The Virtual Gel tab will appear above the sequence viewer when nucleotide documents containing fewer than 50 sequences or 1000 restriction sites are selected.
If a single sequence annotated with restriction enzyme sites is selected, the gel displays the fragments that would result from that restriction digest. If the restriction sites are all from a single enzyme, the digest pattern is shown in one lane of the gel. If multiple different restriction enzymes are annotated, the results of digestion with each enzyme will be shown in different lanes if Digest by single enzymes is checked. If this option is unchecked, the result will be shown as a multiple enzyme digest in a single lane (see Figure 5.8 ).
If multiple sequence documents containing restriction sites are selected (either by bulk-selecting individual sequence documents, or selecting a sequence list), digests for each sequence are shown in separate lanes on the gel (a maximum of 50 sequences can be shown).

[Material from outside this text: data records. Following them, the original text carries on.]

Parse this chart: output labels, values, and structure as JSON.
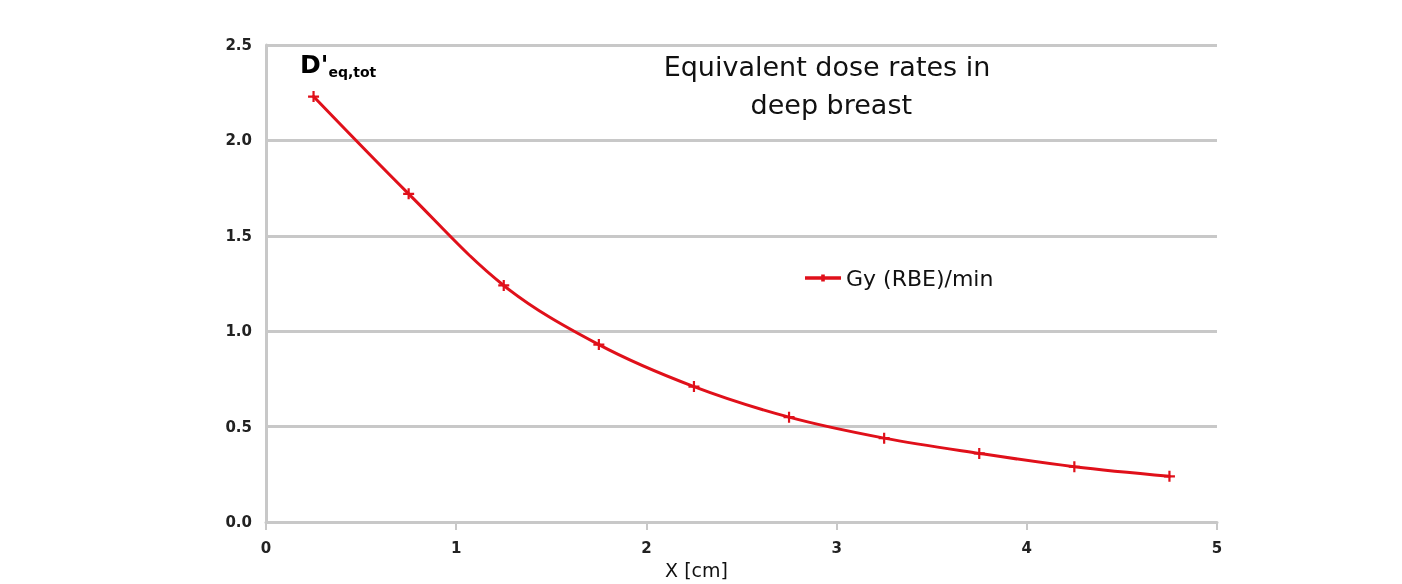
{
  "chart_data": {
    "type": "line",
    "title": "Equivalent dose rates in deep breast",
    "xlabel": "X [cm]",
    "annotations": [
      "D'$_{eq,tot}$"
    ],
    "x": [
      0.25,
      0.75,
      1.25,
      1.75,
      2.25,
      2.75,
      3.25,
      3.75,
      4.25,
      4.75
    ],
    "series": [
      {
        "name": "Gy (RBE)/min",
        "color": "#e0101a",
        "values": [
          2.23,
          1.72,
          1.24,
          0.93,
          0.71,
          0.55,
          0.44,
          0.36,
          0.29,
          0.24
        ]
      }
    ],
    "xlim": [
      0,
      5
    ],
    "xticks": [
      0,
      1,
      2,
      3,
      4,
      5
    ],
    "ylim": [
      0,
      2.5
    ],
    "yticks": [
      {
        "value": 0,
        "label": "0.0"
      },
      {
        "value": 0.5,
        "label": "0.5"
      },
      {
        "value": 1,
        "label": "1.0"
      },
      {
        "value": 1.5,
        "label": "1.5"
      },
      {
        "value": 2,
        "label": "2.0"
      },
      {
        "value": 2.5,
        "label": "2.5"
      }
    ],
    "grid": "y",
    "legend": "right",
    "marker": "cross",
    "line_style": "solid"
  }
}
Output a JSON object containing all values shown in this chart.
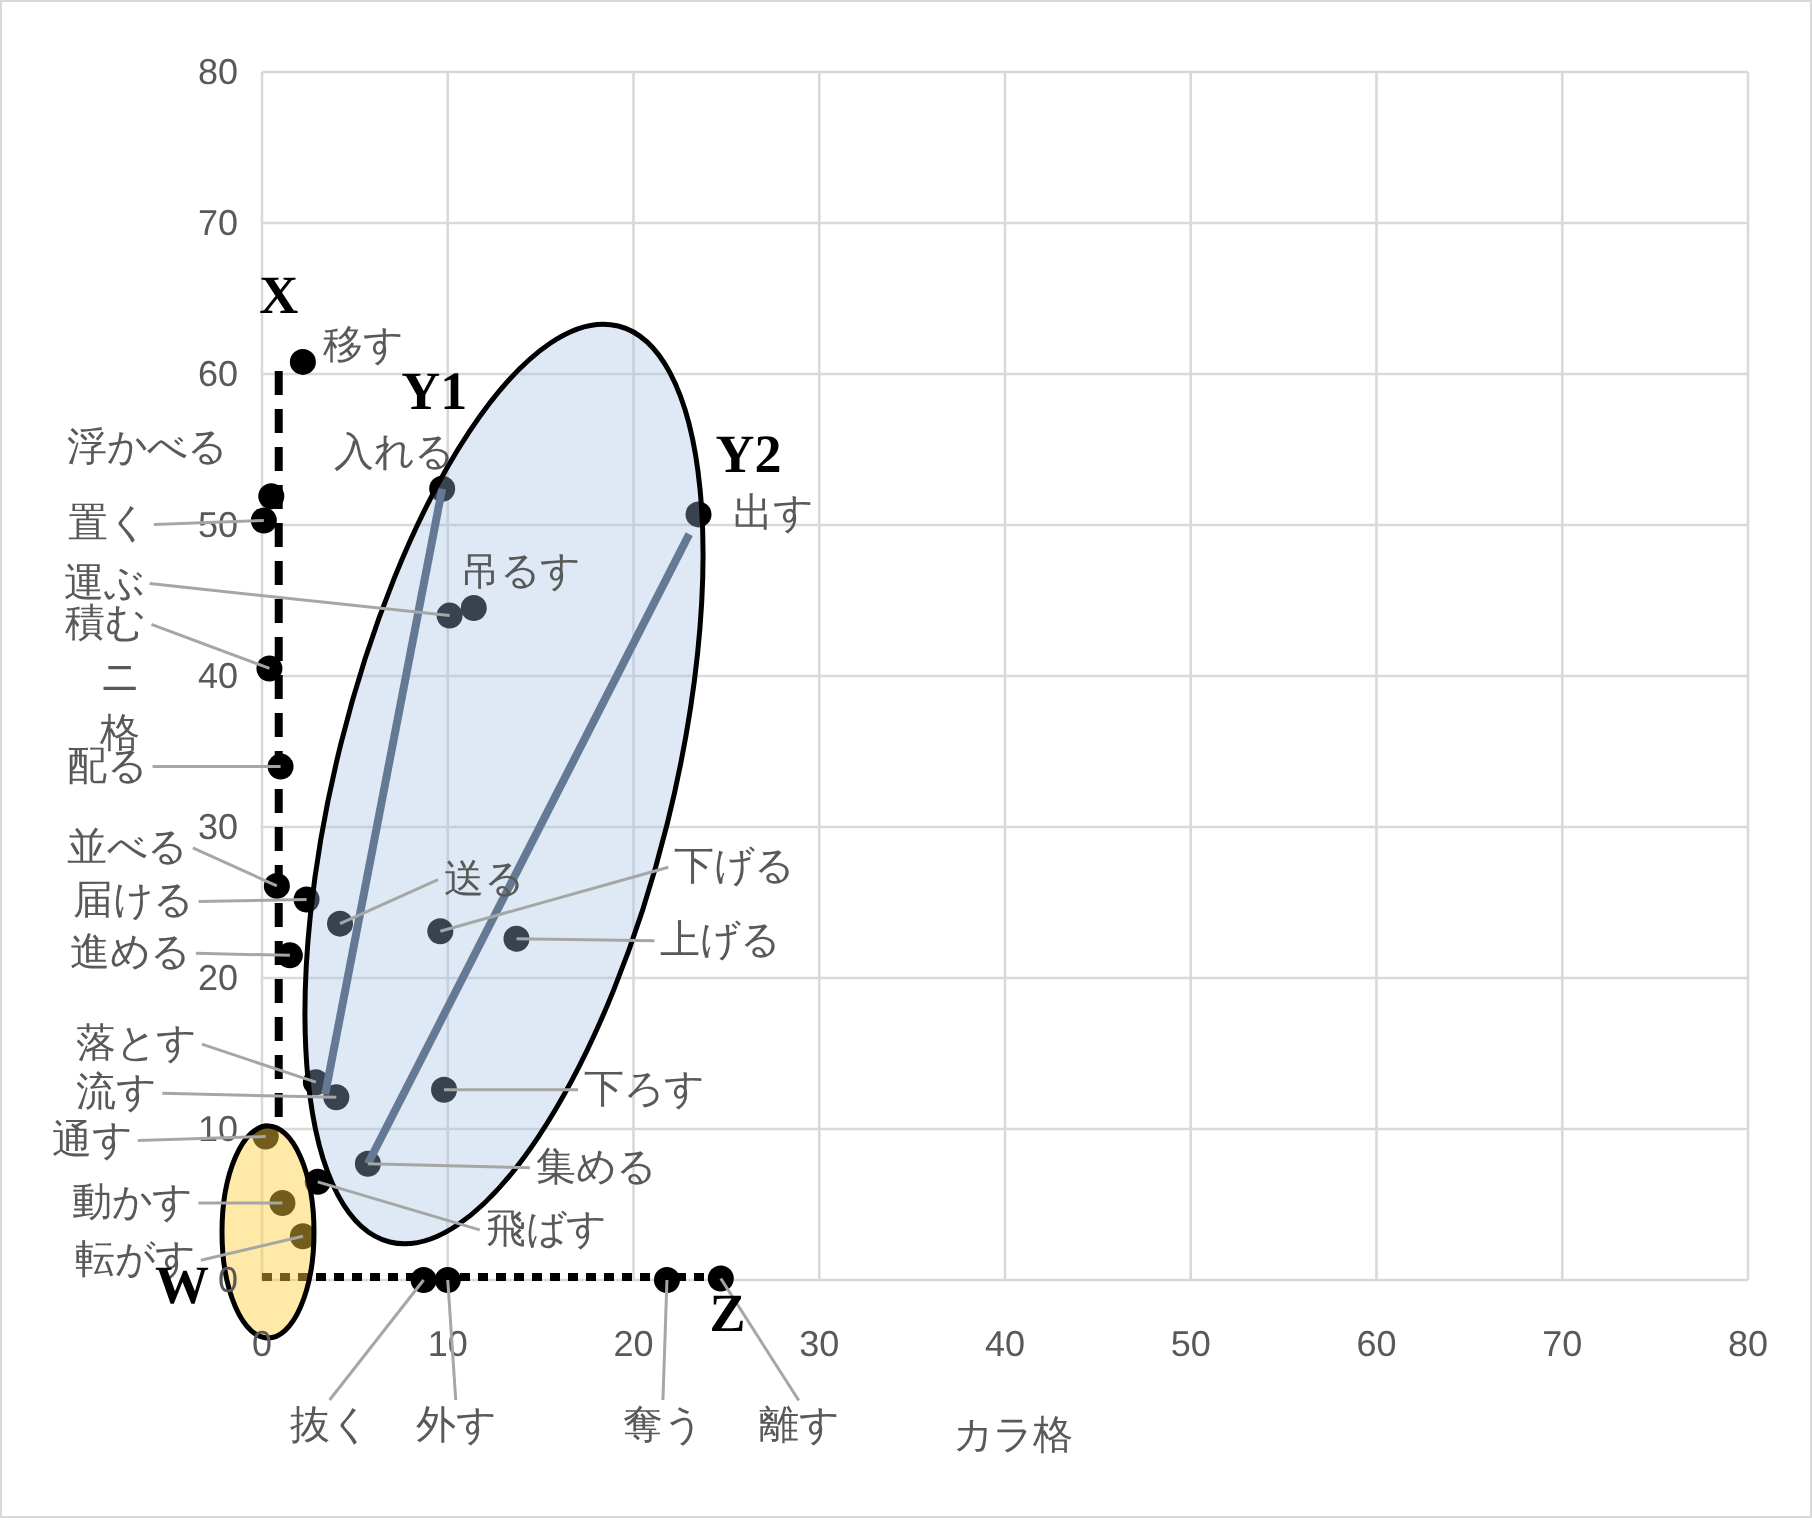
{
  "chart_data": {
    "type": "scatter",
    "xlabel": "カラ格",
    "ylabel": "ニ格",
    "xlim": [
      0,
      80
    ],
    "ylim": [
      0,
      80
    ],
    "xticks": [
      0,
      10,
      20,
      30,
      40,
      50,
      60,
      70,
      80
    ],
    "yticks": [
      0,
      10,
      20,
      30,
      40,
      50,
      60,
      70,
      80
    ],
    "grid": true,
    "marker": "circle",
    "series": [
      {
        "type": "scatter",
        "color": "#000000",
        "x": [
          2.2,
          0.5,
          0.1,
          9.7,
          23.5,
          10.1,
          11.4,
          0.4,
          1.0,
          0.8,
          2.4,
          4.2,
          9.6,
          13.7,
          1.5,
          2.9,
          4.0,
          9.8,
          0.2,
          5.7,
          3.0,
          1.1,
          2.2,
          8.7,
          10.0,
          21.8,
          24.7
        ],
        "values": [
          60.8,
          51.9,
          50.3,
          52.4,
          50.7,
          44.0,
          44.5,
          40.5,
          34.0,
          26.1,
          25.2,
          23.6,
          23.1,
          22.6,
          21.5,
          13.1,
          12.1,
          12.6,
          9.5,
          7.7,
          6.5,
          5.1,
          2.9,
          0,
          0,
          0,
          0.1
        ]
      },
      {
        "type": "line",
        "color": "#000000",
        "line_style": "dashed",
        "marker": "none",
        "x": [
          0.9,
          0.9
        ],
        "values": [
          60.2,
          10
        ]
      },
      {
        "type": "line",
        "color": "#44546a",
        "line_style": "solid",
        "marker": "none",
        "x": [
          3.4,
          9.7
        ],
        "values": [
          12.3,
          52.4
        ]
      },
      {
        "type": "line",
        "color": "#44546a",
        "line_style": "solid",
        "marker": "none",
        "x": [
          5.7,
          23.0
        ],
        "values": [
          7.7,
          49.4
        ]
      },
      {
        "type": "line",
        "color": "#000000",
        "line_style": "dotted",
        "marker": "none",
        "x": [
          0,
          24.2
        ],
        "values": [
          0.2,
          0.2
        ]
      }
    ],
    "annotations": [
      {
        "text": "移す",
        "x": 2.2,
        "y": 60.8
      },
      {
        "text": "浮かべる",
        "x": 0.5,
        "y": 51.9
      },
      {
        "text": "置く",
        "x": 0.1,
        "y": 50.3
      },
      {
        "text": "入れる",
        "x": 9.7,
        "y": 52.4
      },
      {
        "text": "出す",
        "x": 23.5,
        "y": 50.7
      },
      {
        "text": "運ぶ",
        "x": 10.1,
        "y": 44.0
      },
      {
        "text": "吊るす",
        "x": 11.4,
        "y": 44.5
      },
      {
        "text": "積む",
        "x": 0.4,
        "y": 40.5
      },
      {
        "text": "配る",
        "x": 1.0,
        "y": 34.0
      },
      {
        "text": "並べる",
        "x": 0.8,
        "y": 26.1
      },
      {
        "text": "届ける",
        "x": 2.4,
        "y": 25.2
      },
      {
        "text": "送る",
        "x": 4.2,
        "y": 23.6
      },
      {
        "text": "下げる",
        "x": 9.6,
        "y": 23.1
      },
      {
        "text": "上げる",
        "x": 13.7,
        "y": 22.6
      },
      {
        "text": "進める",
        "x": 1.5,
        "y": 21.5
      },
      {
        "text": "落とす",
        "x": 2.9,
        "y": 13.1
      },
      {
        "text": "流す",
        "x": 4.0,
        "y": 12.1
      },
      {
        "text": "下ろす",
        "x": 9.8,
        "y": 12.6
      },
      {
        "text": "通す",
        "x": 0.2,
        "y": 9.5
      },
      {
        "text": "集める",
        "x": 5.7,
        "y": 7.7
      },
      {
        "text": "飛ばす",
        "x": 3.0,
        "y": 6.5
      },
      {
        "text": "動かす",
        "x": 1.1,
        "y": 5.1
      },
      {
        "text": "転がす",
        "x": 2.2,
        "y": 2.9
      },
      {
        "text": "抜く",
        "x": 8.7,
        "y": 0
      },
      {
        "text": "外す",
        "x": 10.0,
        "y": 0
      },
      {
        "text": "奪う",
        "x": 21.8,
        "y": 0
      },
      {
        "text": "離す",
        "x": 24.7,
        "y": 0.1
      },
      {
        "text": "X",
        "x": 0.9,
        "y": 60.2
      },
      {
        "text": "Y1",
        "x": 9.7,
        "y": 52.4
      },
      {
        "text": "Y2",
        "x": 23.5,
        "y": 50.7
      },
      {
        "text": "W",
        "x": 0,
        "y": 0.2
      },
      {
        "text": "Z",
        "x": 24.2,
        "y": 0.2
      }
    ]
  }
}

The fragment sizes of all bands shown on the gel can be viewed in the Fragments table or by clicking Show/Export Fragments table. This table is only available for sequences with annotated restriction sites.
For sequences which do not have annotated restriction sites, these will be shown in individual lanes on the gel if the sequences are in separate documents, or in one lane of the gel if the sequences are contained in a list (for example the results of the Digest into Fragments operation).
By default, sequences will appear on the gel in the order they are displayed in the document table or sequence list. To change the order of display, simply drag and drop the sequences on the gel to the desired position.
Note that if uncut circular DNA is selected (for example a plasmid sequence with no restriction sites), the band on the gel will show the size of the linear fragment, rather than the supercoiled DNA size. Depending on the size of your DNA and the buffer you use, uncut circular DNA may migrate differently to linear DNA.